Artikel

Kisah Kesederhanaan Guru Besar Al-Azhar yang Masih Naik Angkot

13 Sep 2020 04:06 WIB
2111
.
Kisah Kesederhanaan Guru Besar Al-Azhar yang Masih Naik Angkot Setiap Selasa, DR. Muhammad Abu Musa berangkat dari rumah yang sangat sederhana untuk mengajar, menuju terminal, naik metro lalu naik angkot kecil yang menuju kampus Al-Azhar.

Perkuliahan masih libur ketika itu. Seorang lelaki berusia 83 tahun merapikan baju-dasi-jasnya bersiap-siap pergi dari rumah sederhananya menuju Masjid Al-Azhar.

Setiap Selasa ia sudah terbiasa menuju stasiun kereta berjalan kaki dengan menenteng satu tas koper kecil berisi dua kitab: Al-Quran dan Dalailul I’jaz yang sudah terlihat sangat lusuh, hampir setiap ikatan lembarnya terlepas.

Dari stasiun Maadi Jadidah ia lanjut harus berjejal dengan ratusan orang yang menaiki kereta menuju Atabah, lalu lanjut lagi menaiki angkot menuju Masjid Al-azhar. Lebih dari satu jam ia habiskan dalam perjalanan.

Sangat sederhana untuk seorang guru besar bergelar professor, bergelar Syaikhul Balaghiyyin.

Sebelum zuhur ia sudah sampai ke Masjid Al-Azhar, ia tunaikan shalat dua rakaat, lalu azan dikumandangkan, ia tegakkan lagi empat rakaat qabliyah lalu selesai shalat, ia lanjutkan empat rakaat bakdiyah.

Beberapa orang datang untuk sungkem kepadanya, ingin mencium tangan berkahnya yang sudah menulis 30 lebih karya luar biasa itu, dengan sigap ia menarik tanggannya enggan untuk dicium. Sebagian yang lain ingin membawakan tas kecilnya, tapi ia tolak, kecuali ada yang benar-benar memaksa.

Sebagian lagi ingin membawakan sepatunya, tapi ia tolak, kalau ada yang memaksa ia akan marah, ia tak ingin anak muridnya memegang sepatunya. Sangat sederhana, sangat rendah hati.

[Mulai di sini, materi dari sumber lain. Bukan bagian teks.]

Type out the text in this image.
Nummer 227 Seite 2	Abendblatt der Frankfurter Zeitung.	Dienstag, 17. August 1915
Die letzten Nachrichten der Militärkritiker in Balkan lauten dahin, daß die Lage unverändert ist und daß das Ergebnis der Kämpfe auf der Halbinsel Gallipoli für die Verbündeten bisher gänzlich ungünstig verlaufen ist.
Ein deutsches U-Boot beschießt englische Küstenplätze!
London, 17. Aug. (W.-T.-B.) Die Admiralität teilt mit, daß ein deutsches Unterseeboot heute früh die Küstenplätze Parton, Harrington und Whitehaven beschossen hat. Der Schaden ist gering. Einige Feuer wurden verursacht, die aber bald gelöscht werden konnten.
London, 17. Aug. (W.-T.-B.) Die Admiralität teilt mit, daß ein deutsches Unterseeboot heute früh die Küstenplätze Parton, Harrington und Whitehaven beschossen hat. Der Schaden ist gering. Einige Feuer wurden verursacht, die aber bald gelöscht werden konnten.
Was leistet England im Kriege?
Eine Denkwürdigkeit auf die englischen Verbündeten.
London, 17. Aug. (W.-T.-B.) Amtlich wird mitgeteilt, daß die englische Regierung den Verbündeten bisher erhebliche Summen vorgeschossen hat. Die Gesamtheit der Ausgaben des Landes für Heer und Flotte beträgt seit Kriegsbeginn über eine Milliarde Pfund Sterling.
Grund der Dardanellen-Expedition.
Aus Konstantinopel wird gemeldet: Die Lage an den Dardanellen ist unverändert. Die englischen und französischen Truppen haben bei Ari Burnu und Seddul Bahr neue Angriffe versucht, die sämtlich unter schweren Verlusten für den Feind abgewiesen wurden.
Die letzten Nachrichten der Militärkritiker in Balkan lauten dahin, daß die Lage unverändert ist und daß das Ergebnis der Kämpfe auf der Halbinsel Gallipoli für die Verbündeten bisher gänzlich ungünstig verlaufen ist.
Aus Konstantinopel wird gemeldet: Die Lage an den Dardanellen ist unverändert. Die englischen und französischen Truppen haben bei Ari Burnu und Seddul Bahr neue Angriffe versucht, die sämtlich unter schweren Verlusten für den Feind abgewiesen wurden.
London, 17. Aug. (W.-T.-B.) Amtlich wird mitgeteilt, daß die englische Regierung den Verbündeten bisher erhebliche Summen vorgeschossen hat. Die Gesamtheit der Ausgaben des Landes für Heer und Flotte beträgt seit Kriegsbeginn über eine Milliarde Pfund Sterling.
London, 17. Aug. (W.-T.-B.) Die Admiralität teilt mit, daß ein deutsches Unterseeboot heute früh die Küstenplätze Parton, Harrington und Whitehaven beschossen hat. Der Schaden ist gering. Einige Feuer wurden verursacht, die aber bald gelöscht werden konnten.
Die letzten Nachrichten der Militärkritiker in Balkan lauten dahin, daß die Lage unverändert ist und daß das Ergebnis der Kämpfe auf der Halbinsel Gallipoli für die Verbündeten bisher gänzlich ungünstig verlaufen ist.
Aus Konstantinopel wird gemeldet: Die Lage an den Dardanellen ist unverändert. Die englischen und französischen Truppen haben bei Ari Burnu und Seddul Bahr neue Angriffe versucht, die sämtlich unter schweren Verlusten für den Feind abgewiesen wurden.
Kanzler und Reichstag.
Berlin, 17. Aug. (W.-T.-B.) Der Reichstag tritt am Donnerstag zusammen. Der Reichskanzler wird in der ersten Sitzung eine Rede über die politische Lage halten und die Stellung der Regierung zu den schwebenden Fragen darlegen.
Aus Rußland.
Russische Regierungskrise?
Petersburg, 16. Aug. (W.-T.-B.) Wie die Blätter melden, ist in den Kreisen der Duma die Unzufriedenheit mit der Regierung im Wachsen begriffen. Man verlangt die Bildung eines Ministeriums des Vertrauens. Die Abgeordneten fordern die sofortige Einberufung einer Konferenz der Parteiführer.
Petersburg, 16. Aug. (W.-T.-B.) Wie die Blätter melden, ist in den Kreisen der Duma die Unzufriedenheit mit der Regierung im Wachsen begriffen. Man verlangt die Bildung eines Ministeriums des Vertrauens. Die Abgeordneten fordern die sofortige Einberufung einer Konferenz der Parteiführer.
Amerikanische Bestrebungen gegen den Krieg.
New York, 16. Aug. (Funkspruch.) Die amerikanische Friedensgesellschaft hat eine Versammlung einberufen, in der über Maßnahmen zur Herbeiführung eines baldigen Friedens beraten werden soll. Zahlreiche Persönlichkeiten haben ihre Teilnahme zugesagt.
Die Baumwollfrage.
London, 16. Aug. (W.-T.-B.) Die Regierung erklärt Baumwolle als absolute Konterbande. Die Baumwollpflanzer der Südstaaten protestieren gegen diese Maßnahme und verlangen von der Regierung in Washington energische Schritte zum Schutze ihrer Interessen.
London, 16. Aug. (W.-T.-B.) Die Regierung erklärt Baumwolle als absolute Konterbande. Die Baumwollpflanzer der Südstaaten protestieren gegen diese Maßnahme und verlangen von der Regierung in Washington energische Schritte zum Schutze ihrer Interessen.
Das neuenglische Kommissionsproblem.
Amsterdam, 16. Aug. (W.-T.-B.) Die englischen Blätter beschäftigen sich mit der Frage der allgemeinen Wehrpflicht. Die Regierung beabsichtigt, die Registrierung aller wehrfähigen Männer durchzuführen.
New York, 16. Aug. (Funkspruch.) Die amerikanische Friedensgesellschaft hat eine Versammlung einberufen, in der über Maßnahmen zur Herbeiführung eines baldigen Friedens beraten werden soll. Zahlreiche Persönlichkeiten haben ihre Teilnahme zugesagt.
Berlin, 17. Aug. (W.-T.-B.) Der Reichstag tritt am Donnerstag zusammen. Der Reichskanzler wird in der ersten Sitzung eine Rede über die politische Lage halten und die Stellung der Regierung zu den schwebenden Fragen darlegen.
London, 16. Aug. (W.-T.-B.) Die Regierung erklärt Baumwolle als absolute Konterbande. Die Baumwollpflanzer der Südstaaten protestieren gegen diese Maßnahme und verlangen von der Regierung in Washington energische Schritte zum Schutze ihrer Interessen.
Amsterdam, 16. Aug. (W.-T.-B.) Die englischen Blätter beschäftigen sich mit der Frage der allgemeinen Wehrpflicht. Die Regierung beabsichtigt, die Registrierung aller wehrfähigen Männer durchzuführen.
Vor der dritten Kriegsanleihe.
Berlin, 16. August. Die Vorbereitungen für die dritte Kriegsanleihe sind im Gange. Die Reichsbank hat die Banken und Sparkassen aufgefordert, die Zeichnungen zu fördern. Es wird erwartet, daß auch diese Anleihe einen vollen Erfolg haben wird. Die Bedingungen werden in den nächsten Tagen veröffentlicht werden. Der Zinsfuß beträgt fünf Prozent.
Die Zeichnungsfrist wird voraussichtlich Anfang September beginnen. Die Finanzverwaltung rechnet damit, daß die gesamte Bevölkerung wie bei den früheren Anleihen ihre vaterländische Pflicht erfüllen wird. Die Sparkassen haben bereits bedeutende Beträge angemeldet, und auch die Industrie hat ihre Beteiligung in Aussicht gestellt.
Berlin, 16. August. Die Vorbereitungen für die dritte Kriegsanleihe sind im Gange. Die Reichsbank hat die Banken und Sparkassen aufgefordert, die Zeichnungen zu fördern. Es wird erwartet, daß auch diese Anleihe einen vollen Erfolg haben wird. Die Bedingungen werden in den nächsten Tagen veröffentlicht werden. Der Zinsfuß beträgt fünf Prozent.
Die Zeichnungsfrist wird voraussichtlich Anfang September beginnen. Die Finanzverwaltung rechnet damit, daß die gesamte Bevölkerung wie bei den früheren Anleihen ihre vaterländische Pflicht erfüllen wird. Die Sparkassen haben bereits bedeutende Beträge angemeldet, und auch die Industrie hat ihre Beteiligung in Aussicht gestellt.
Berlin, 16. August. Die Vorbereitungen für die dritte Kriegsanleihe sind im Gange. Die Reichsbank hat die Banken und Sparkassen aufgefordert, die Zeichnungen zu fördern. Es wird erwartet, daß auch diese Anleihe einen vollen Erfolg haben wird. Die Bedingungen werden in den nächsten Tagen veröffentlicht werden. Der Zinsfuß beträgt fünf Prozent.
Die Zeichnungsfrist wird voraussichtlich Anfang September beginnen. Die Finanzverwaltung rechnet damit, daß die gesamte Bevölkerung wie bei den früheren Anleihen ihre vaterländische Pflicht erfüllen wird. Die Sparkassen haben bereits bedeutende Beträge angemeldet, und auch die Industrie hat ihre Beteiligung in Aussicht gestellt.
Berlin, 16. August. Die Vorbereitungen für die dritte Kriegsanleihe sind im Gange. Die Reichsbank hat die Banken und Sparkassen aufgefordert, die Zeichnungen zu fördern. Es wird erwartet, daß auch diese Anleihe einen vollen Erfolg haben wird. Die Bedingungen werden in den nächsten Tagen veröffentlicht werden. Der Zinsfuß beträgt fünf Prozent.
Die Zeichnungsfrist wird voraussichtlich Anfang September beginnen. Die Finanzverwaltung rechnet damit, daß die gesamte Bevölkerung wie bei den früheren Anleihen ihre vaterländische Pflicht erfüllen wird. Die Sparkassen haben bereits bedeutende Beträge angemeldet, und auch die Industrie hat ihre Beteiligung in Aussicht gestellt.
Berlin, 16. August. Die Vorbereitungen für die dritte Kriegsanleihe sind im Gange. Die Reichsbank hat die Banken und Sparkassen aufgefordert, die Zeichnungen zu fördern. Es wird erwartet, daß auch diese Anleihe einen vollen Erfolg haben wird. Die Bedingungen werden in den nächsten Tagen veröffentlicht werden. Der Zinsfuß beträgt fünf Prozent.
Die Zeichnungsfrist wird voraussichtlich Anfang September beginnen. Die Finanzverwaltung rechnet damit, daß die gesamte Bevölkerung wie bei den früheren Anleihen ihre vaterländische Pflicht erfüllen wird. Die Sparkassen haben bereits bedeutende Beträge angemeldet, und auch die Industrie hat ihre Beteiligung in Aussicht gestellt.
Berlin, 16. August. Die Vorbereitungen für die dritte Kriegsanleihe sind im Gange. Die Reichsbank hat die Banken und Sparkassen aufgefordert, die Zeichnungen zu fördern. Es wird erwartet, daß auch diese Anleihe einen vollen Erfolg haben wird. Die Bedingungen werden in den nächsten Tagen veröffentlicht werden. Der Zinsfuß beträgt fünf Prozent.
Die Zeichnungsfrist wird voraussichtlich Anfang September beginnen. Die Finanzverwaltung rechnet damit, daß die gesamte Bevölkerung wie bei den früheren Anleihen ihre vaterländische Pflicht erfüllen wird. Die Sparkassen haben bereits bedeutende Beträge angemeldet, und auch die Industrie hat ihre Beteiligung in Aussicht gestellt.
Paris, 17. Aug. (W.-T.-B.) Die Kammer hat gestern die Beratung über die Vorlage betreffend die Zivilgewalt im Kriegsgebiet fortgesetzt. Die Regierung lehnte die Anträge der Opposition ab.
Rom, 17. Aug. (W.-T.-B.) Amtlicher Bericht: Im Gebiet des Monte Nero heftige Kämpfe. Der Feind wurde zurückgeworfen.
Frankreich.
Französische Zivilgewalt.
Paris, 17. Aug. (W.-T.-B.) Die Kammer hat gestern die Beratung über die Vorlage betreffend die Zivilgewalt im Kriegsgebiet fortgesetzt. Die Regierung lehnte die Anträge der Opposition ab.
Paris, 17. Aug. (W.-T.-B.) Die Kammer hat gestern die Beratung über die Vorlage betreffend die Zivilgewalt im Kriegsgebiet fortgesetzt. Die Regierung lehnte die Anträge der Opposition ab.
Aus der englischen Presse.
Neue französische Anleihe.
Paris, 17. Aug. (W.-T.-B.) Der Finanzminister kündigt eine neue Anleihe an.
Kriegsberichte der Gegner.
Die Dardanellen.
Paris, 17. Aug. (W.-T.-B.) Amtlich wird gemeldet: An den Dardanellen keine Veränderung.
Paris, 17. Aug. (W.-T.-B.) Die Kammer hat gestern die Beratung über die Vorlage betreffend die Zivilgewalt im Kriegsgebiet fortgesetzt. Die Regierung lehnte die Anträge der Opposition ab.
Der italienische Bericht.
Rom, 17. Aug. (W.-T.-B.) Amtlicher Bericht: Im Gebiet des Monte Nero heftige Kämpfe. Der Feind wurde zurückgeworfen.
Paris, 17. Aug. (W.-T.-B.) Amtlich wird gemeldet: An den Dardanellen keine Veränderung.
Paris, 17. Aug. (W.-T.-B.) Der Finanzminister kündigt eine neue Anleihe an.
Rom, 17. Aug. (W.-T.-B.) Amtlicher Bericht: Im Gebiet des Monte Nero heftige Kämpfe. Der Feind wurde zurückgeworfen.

Lalu dalam majlis ia sampaikan, bahwa bakti sebenarnya seorang murid kepada guru bukanlah dengan mencium tangannya atau membawakan tasnya, tapi dengan memahami pelajaran yang disampaikan dengan baik, kemudian menyampaikannya dengan baik pula kepada orang lain.

Lalu lanjut beliau, tugas saya adalah untuk memahami ilmu dan memahami cara menyampaikan ilmu, karena ilmu yang dipahami tapi tak mampu disampaikan adalah ilmu yang tak ada nilainya.

Seorang guru harus semangat dalam menyampaikan ilmu sebagaimana (ia dahulu) semangat untuk mendapatkan ilmu. Saya akan sedih ketika diujung hidup melihat generasi setelahku tidak dekat dengan ilmu.

Kalau madrasah kita hari ini lebih baik dari hari kemarin, generasi hari ini lebih baik daripada generasi kemarin, generasi esok lebih baik dari hari ini berarti kita dalam trek yang benar. Tapi kalau generasi hari ini sama dengan kemarin berarti kita menghadapi kemunduran, kalau lebih buruk berarti kita sedang bersiap menghadapi bencana.

Guru yang Dicintai

Seorang guru yang baik adalah guru yang mengajarkan muridnya ilmu dan mengajarkan cara mengolah ilmu, cara mengambilnya dari perut-perut kitab turast, cara mengeluarkannya dari gudang harta karun tulisan para ulama. Kalau seorang guru hanya menyampaikan maklumat, sekadar pengetahuan, permasalahan-permasalahan, maka semua itu bisa didapatkan dengan mudah di internet.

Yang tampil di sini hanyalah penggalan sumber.